Officials like Homran, though, are dreaming bigger: the national strategy targets 30 globally competitive games produced in domestic studios by 2030.

Already, some unpolished Saudi-made games have resonated with Saudi fans, among them Khaled Alghaith, a Rocket League enthusiast who spent his summer vacation at the Gamers8 labs learning to code.

The 14-year-old said he had particularly fond memories of a game titled “Khashem”, or “Nose” in Saudi Arabic, about a character who lost his memory and had to complete a series of challenges drawing on his sense of smell to get it back.

“Every game that is made by a Saudi, I always play it and really enjoy it,” Alghaith said.

“I say, ‘Wow, this is the work of a Saudi’ and I get so proud.”

  • A new path –

Despite its oil wealth, Saudi Arabia has not always been welcomed with open arms on the global gaming scene.

In 2020, backlash from LGBTQ gamers who condemned Saudi Arabia’s prohibition of same-sex sexual acts led Riot Games and the Danish tournament organizer BLAST to scuttle deals with NEOM, a $500 billion futuristic megacity on the Red Sea.

But Riyadh’s gaming push has continued unabated.
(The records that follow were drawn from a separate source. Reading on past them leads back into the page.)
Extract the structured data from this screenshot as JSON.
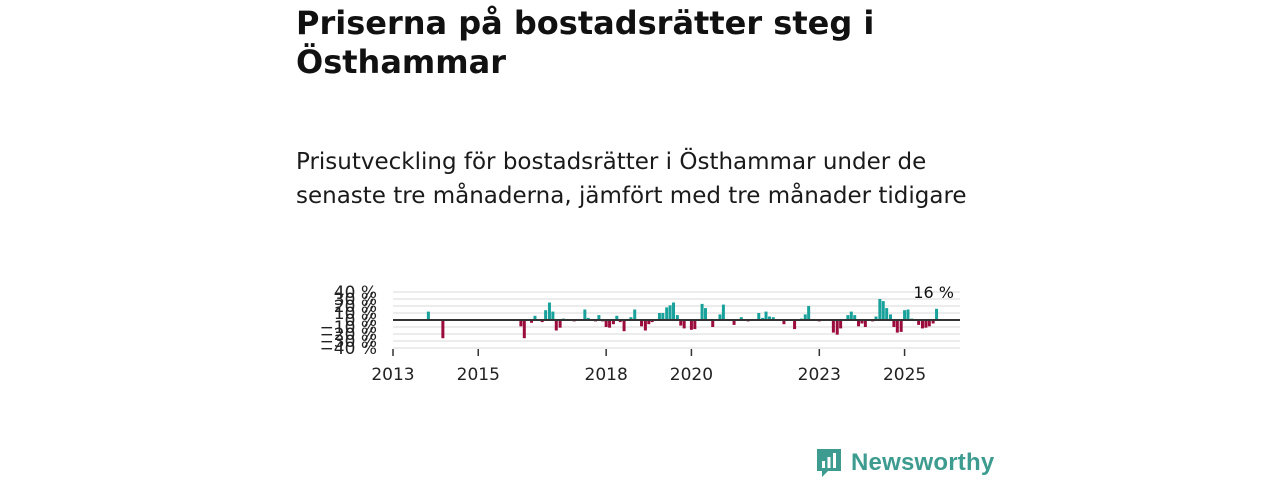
{
  "title": "Priserna på bostadsrätter steg i Östhammar",
  "subtitle": "Prisutveckling för bostadsrätter i Östhammar under de senaste tre månaderna, jämfört med tre månader tidigare",
  "brand": {
    "name": "Newsworthy"
  },
  "colors": {
    "positive": "#19a29b",
    "negative": "#9b0c3c",
    "grid": "#d9d9d9",
    "zero_line": "#333333",
    "brand": "#3d9c8f"
  },
  "chart_data": {
    "type": "bar",
    "title": "Priserna på bostadsrätter steg i Östhammar",
    "xlabel": "",
    "ylabel": "",
    "ylim": [
      -40,
      40
    ],
    "xlim": [
      2013.0,
      2026.3
    ],
    "y_ticks": [
      {
        "value": 40,
        "label": "40 %"
      },
      {
        "value": 30,
        "label": "30 %"
      },
      {
        "value": 20,
        "label": "20 %"
      },
      {
        "value": 10,
        "label": "10 %"
      },
      {
        "value": 0,
        "label": "0 %"
      },
      {
        "value": -10,
        "label": "−10 %"
      },
      {
        "value": -20,
        "label": "−20 %"
      },
      {
        "value": -30,
        "label": "−30 %"
      },
      {
        "value": -40,
        "label": "−40 %"
      }
    ],
    "x_ticks": [
      {
        "value": 2013,
        "label": "2013"
      },
      {
        "value": 2015,
        "label": "2015"
      },
      {
        "value": 2018,
        "label": "2018"
      },
      {
        "value": 2020,
        "label": "2020"
      },
      {
        "value": 2023,
        "label": "2023"
      },
      {
        "value": 2025,
        "label": "2025"
      }
    ],
    "annotation": {
      "label": "16 %",
      "x": 2025.75
    },
    "series": [
      {
        "name": "Prisutveckling",
        "x": [
          2013.83,
          2014.17,
          2016.0,
          2016.08,
          2016.25,
          2016.33,
          2016.5,
          2016.58,
          2016.67,
          2016.75,
          2016.83,
          2016.92,
          2017.0,
          2017.08,
          2017.25,
          2017.33,
          2017.5,
          2017.58,
          2017.75,
          2017.83,
          2017.92,
          2018.0,
          2018.08,
          2018.17,
          2018.25,
          2018.33,
          2018.42,
          2018.58,
          2018.67,
          2018.83,
          2018.92,
          2019.0,
          2019.08,
          2019.25,
          2019.33,
          2019.42,
          2019.5,
          2019.58,
          2019.67,
          2019.75,
          2019.83,
          2020.0,
          2020.08,
          2020.25,
          2020.33,
          2020.5,
          2020.67,
          2020.75,
          2020.83,
          2021.0,
          2021.17,
          2021.33,
          2021.58,
          2021.67,
          2021.75,
          2021.83,
          2021.92,
          2022.17,
          2022.42,
          2022.58,
          2022.67,
          2022.75,
          2023.0,
          2023.33,
          2023.42,
          2023.5,
          2023.67,
          2023.75,
          2023.83,
          2023.92,
          2024.0,
          2024.08,
          2024.25,
          2024.33,
          2024.42,
          2024.5,
          2024.58,
          2024.67,
          2024.75,
          2024.83,
          2024.92,
          2025.0,
          2025.08,
          2025.17,
          2025.33,
          2025.42,
          2025.5,
          2025.58,
          2025.67,
          2025.75
        ],
        "values": [
          12,
          -26,
          -9,
          -26,
          -4,
          6,
          -3,
          14,
          25,
          12,
          -15,
          -11,
          2,
          1,
          -2,
          1,
          15,
          3,
          -2,
          7,
          -2,
          -10,
          -11,
          -6,
          6,
          -3,
          -16,
          4,
          15,
          -9,
          -15,
          -6,
          -3,
          10,
          10,
          18,
          21,
          25,
          7,
          -8,
          -12,
          -14,
          -13,
          23,
          17,
          -10,
          8,
          22,
          -1,
          -7,
          4,
          -2,
          10,
          3,
          12,
          5,
          4,
          -6,
          -13,
          2,
          8,
          20,
          -2,
          -18,
          -21,
          -12,
          7,
          12,
          7,
          -9,
          -5,
          -10,
          -2,
          5,
          30,
          27,
          17,
          8,
          -10,
          -18,
          -17,
          14,
          15,
          2,
          -7,
          -12,
          -11,
          -9,
          -5,
          16
        ]
      }
    ]
  }
}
This year Savvy completed a $4.9 billion purchase of Scopely, the California-based mobile games company, and the Public Investment Fund now owns more than eight percent of Nintendo. The potential rise of Saudi Arabia as a game development powerhouse could bring concerns about censorship, much like China’s rise did, said Tobias Scholz, an eSports expert at Norway’s University of Agder.

“We will see an unconscious shift in development and fewer games that have a critical view,” Sholz said.
“We will not see a negative tone, because the developer will think, ‘Those are my bosses.'”

These worries are far from the mind of Abdulaziz Maher, 23, who took classes during Gamers8 on sound design and how to move characters through a three-dimensional landscape.

The experience has spurred him to consider work in development, something he didn’t previously realize was possible.

“All the ideas in my mind were in chaos, but now they are in order,” he said.

“Like there is a path you can walk on.”